After Selling Its Personal Assistant App To Intel, Ginger Doubles Down On Improving Your Writing

Ginger Software, the Tel Aviv-based developer of a personal assistant platform that it sold to Intel for up to $30 million in May this year, is today embarking on the next chapter of its life as an independent startup: the company today is unveiling Ginger Page, an app for AndroidiPhone, the Amazon’s devices, PCs and as a web extension, to help people writer better English.

The app is a return, and reinforcing, of the company’s roots: Ginger was originally founded with a focus on language improvement and specifically on written English, with its original service, first out in 2007, applying its natural language technology to build services like proofreading, grammar check, and so on.

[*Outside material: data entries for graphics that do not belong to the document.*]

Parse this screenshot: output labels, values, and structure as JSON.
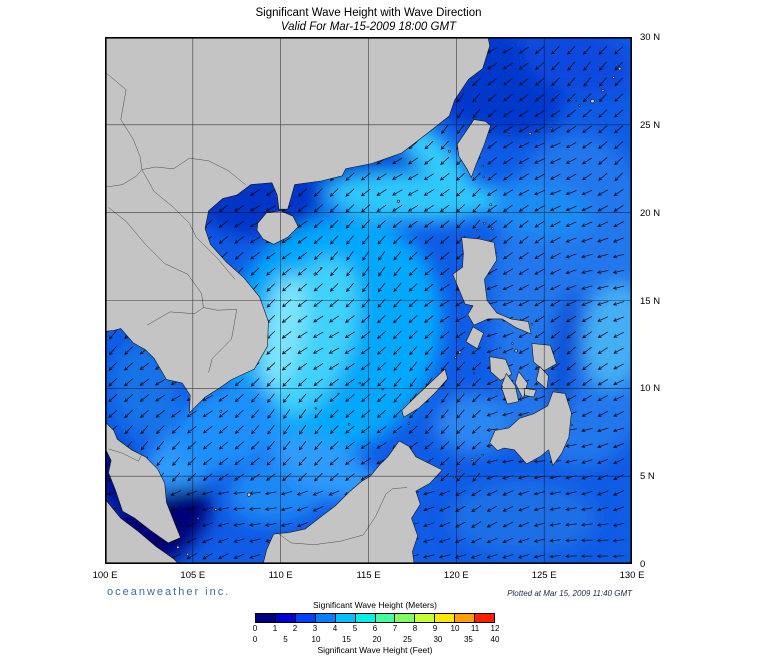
{
  "title": "Significant Wave Height with Wave Direction",
  "subtitle": "Valid For Mar-15-2009 18:00 GMT",
  "branding": "oceanweather inc.",
  "plotted_note": "Plotted at Mar 15, 2009 11:40 GMT",
  "axes": {
    "x_ticks": [
      "100 E",
      "105 E",
      "110 E",
      "115 E",
      "120 E",
      "125 E",
      "130 E"
    ],
    "y_ticks": [
      "0",
      "5 N",
      "10 N",
      "15 N",
      "20 N",
      "25 N",
      "30 N"
    ]
  },
  "legend": {
    "meters_label": "Significant Wave Height (Meters)",
    "feet_label": "Significant Wave Height (Feet)",
    "meters_ticks": [
      0,
      1,
      2,
      3,
      4,
      5,
      6,
      7,
      8,
      9,
      10,
      11,
      12
    ],
    "feet_ticks": [
      0,
      5,
      10,
      15,
      20,
      25,
      30,
      35,
      40
    ],
    "colors": [
      "#000080",
      "#0000D0",
      "#0040FF",
      "#0080FF",
      "#00C0FF",
      "#00F0E8",
      "#40FFA0",
      "#80FF60",
      "#C8FF30",
      "#FFE800",
      "#FFA000",
      "#FF2000"
    ]
  },
  "map_colors": {
    "ocean_base": "#0F5CE6",
    "land": "#C4C4C4",
    "coastline": "#151515",
    "arrows": "#0B0B16"
  },
  "chart_data": {
    "type": "heatmap",
    "title": "Significant Wave Height with Wave Direction",
    "valid_time": "Mar-15-2009 18:00 GMT",
    "plotted_time": "Mar 15, 2009 11:40 GMT",
    "x_axis": {
      "ticks": [
        "100 E",
        "105 E",
        "110 E",
        "115 E",
        "120 E",
        "125 E",
        "130 E"
      ],
      "range_deg_east": [
        100,
        130
      ]
    },
    "y_axis": {
      "ticks": [
        "0",
        "5 N",
        "10 N",
        "15 N",
        "20 N",
        "25 N",
        "30 N"
      ],
      "range_deg_north": [
        0,
        30
      ]
    },
    "colorbar": {
      "units_primary": "Meters",
      "units_secondary": "Feet",
      "range_meters": [
        0,
        12
      ],
      "range_feet": [
        0,
        40
      ],
      "segments": 12
    },
    "field_summary": "Wave heights mostly 0.5-4 m: near-calm (navy) in the Malacca Strait corner, brightest cyan (3-4.5 m) across the central South China Sea, off central Vietnam and through the Luzon and Taiwan Straits, 1.5-2.5 m blues over the Pacific east of the Philippines and the East China Sea; direction arrows point predominantly toward the southwest (northeast monsoon swell)."
  }
}
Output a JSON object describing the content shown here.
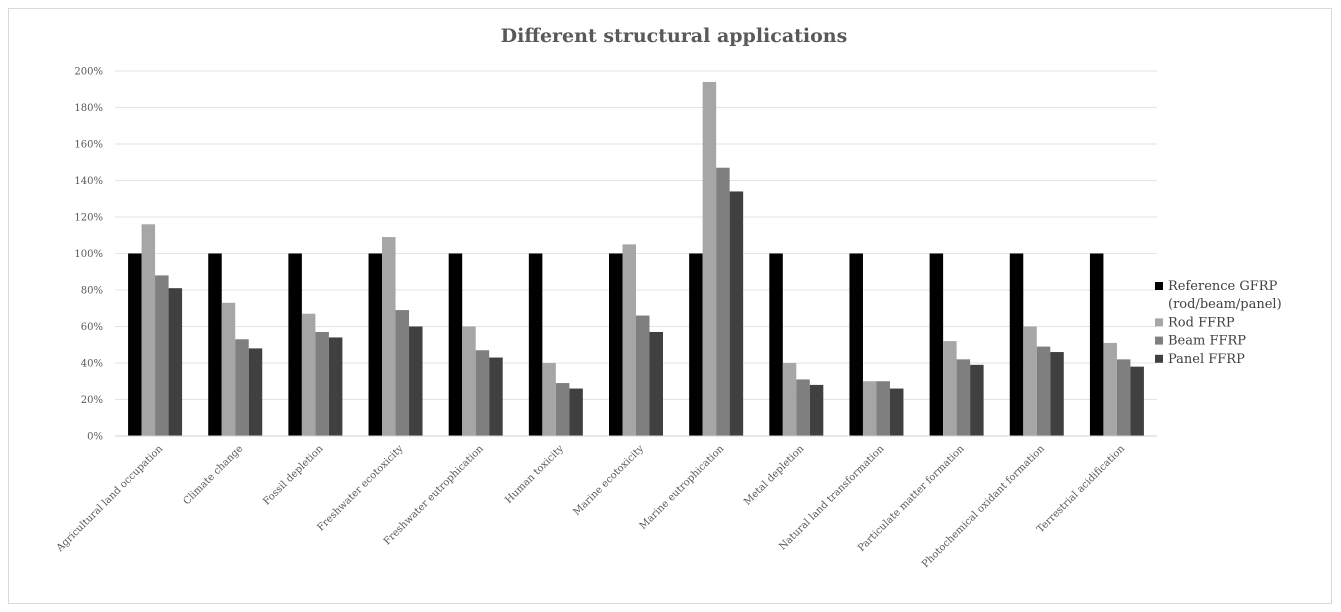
{
  "chart_data": {
    "type": "bar",
    "title": "Different structural applications",
    "xlabel": "",
    "ylabel": "",
    "ylim": [
      0,
      200
    ],
    "y_ticks": [
      "0%",
      "20%",
      "40%",
      "60%",
      "80%",
      "100%",
      "120%",
      "140%",
      "160%",
      "180%",
      "200%"
    ],
    "grid": true,
    "legend_position": "right",
    "categories": [
      "Agricultural land occupation",
      "Climate change",
      "Fossil depletion",
      "Freshwater ecotoxicity",
      "Freshwater eutrophication",
      "Human toxicity",
      "Marine ecotoxicity",
      "Marine eutrophication",
      "Metal depletion",
      "Natural land transformation",
      "Particulate matter formation",
      "Photochemical oxidant formation",
      "Terrestrial acidification"
    ],
    "series": [
      {
        "name": "Reference GFRP (rod/beam/panel)",
        "legend_lines": [
          "Reference GFRP",
          "(rod/beam/panel)"
        ],
        "color": "#000000",
        "values": [
          100,
          100,
          100,
          100,
          100,
          100,
          100,
          100,
          100,
          100,
          100,
          100,
          100
        ]
      },
      {
        "name": "Rod FFRP",
        "legend_lines": [
          "Rod FFRP"
        ],
        "color": "#a6a6a6",
        "values": [
          116,
          73,
          67,
          109,
          60,
          40,
          105,
          194,
          40,
          30,
          52,
          60,
          51
        ]
      },
      {
        "name": "Beam FFRP",
        "legend_lines": [
          "Beam FFRP"
        ],
        "color": "#7f7f7f",
        "values": [
          88,
          53,
          57,
          69,
          47,
          29,
          66,
          147,
          31,
          30,
          42,
          49,
          42
        ]
      },
      {
        "name": "Panel FFRP",
        "legend_lines": [
          "Panel FFRP"
        ],
        "color": "#404040",
        "values": [
          81,
          48,
          54,
          60,
          43,
          26,
          57,
          134,
          28,
          26,
          39,
          46,
          38
        ]
      }
    ]
  }
}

Ginger Page is an extension of that, with an all-in-one service that also includes new features such as a synonym checker and “basically anything you need to write great English,” says David Noy, Ginger’s CMO. It’s also the first time that the app has come to the iPhone, having been previously on Android and Windows. Part of that will soon see an update that will come with iOS 8 — taking advantage of new features in the update — that will give users access to a new special Ginger keyboard to use across all apps, a feature it added to Android last year.

Noy says that the sale of some technology and the subsequent transfer of talent (including the company’s founder Yael Karov) to Intel was a practical solution to the fact that the company seemed to be developing two products that were diverging from each other, one focused on language improvement and productivity and the other less on education and more on voice recognition and personal assistant capabilities.

“It was a good way of getting funding to continue the existing project,” he says. Intel is not an investor in Ginger as a result of the acquisition. The company’s backers include Horizons Ventures and Harbor Venture Capital.

The sale was constructed in such a way that both companies are able to use the core engine, which was originally developed at Ginger to help people write in perfect English but was soon found to be just as useful for voice recognition.

Although the app has a new name, Ginger Page, it’s is essentially a new version of the startup’s older app. That means that all of the existing user based — there are 5 million Ginger downloads to date — will be  upgraded to the latest version. “But we also hope to use this to penetrate into new market segments,” Noy notes.

Although the app is about helping people write better English, with a focus on those coming to English as a second language, funnily enough the best traction it has seen so far has been in the U.S. This, Noy says, highlights the two kinds of users who Ginger targets.

“In the U.S. we give value to ESL users, but also to those for whom English is their mother tongue. For ESL users, it’s about improving english and avoiding embarrassing mistakes. For native speakers, it’s more of a productivity tool and getting sentences right without much effort.”

The fact that Ginger has a keyboard that a user can use across different apps helps give the service a degree of ubiquity but I suspect the really interesting move to see how Ginger might gain critical mass would be in integrating its tech directly into other apps.

So, for example, those who are not Ginger users but happen to have, for example, Twitter but not Ginger will not write “Your crazy,” when responding to a friend’s  zany tweet. “This is an interesting direction for the future but not one that we are actively pursuing,” says Noy. “95% of our effort is about growing our own user base and getting more downloads of our own app.”

Ginger Page is built as a freemium app, where  you get a basic, limited service for free with additional features coming on a range of plans that start at $3.90 and go up to $9.40, with the top features including services like personalised tuition based on how you already use the app.

Apart from the fact that there are competitors directly in Ginger’s area (among them, TextMaster, Wordy, Kibin using actual people for the task), there are even bigger fish for Ginger to fry.

Going forward, Noy says that the focus will be on continuing to add more features to the main product. “Our biggest competitors are the platform companies like Apple, Google, and Microsoft,” he says. “Most use the native tools they get from them, and the challenge is to convince those users that the native offerings are very basic, and that Ginger can be a lot more, to convince them that this is even possible.”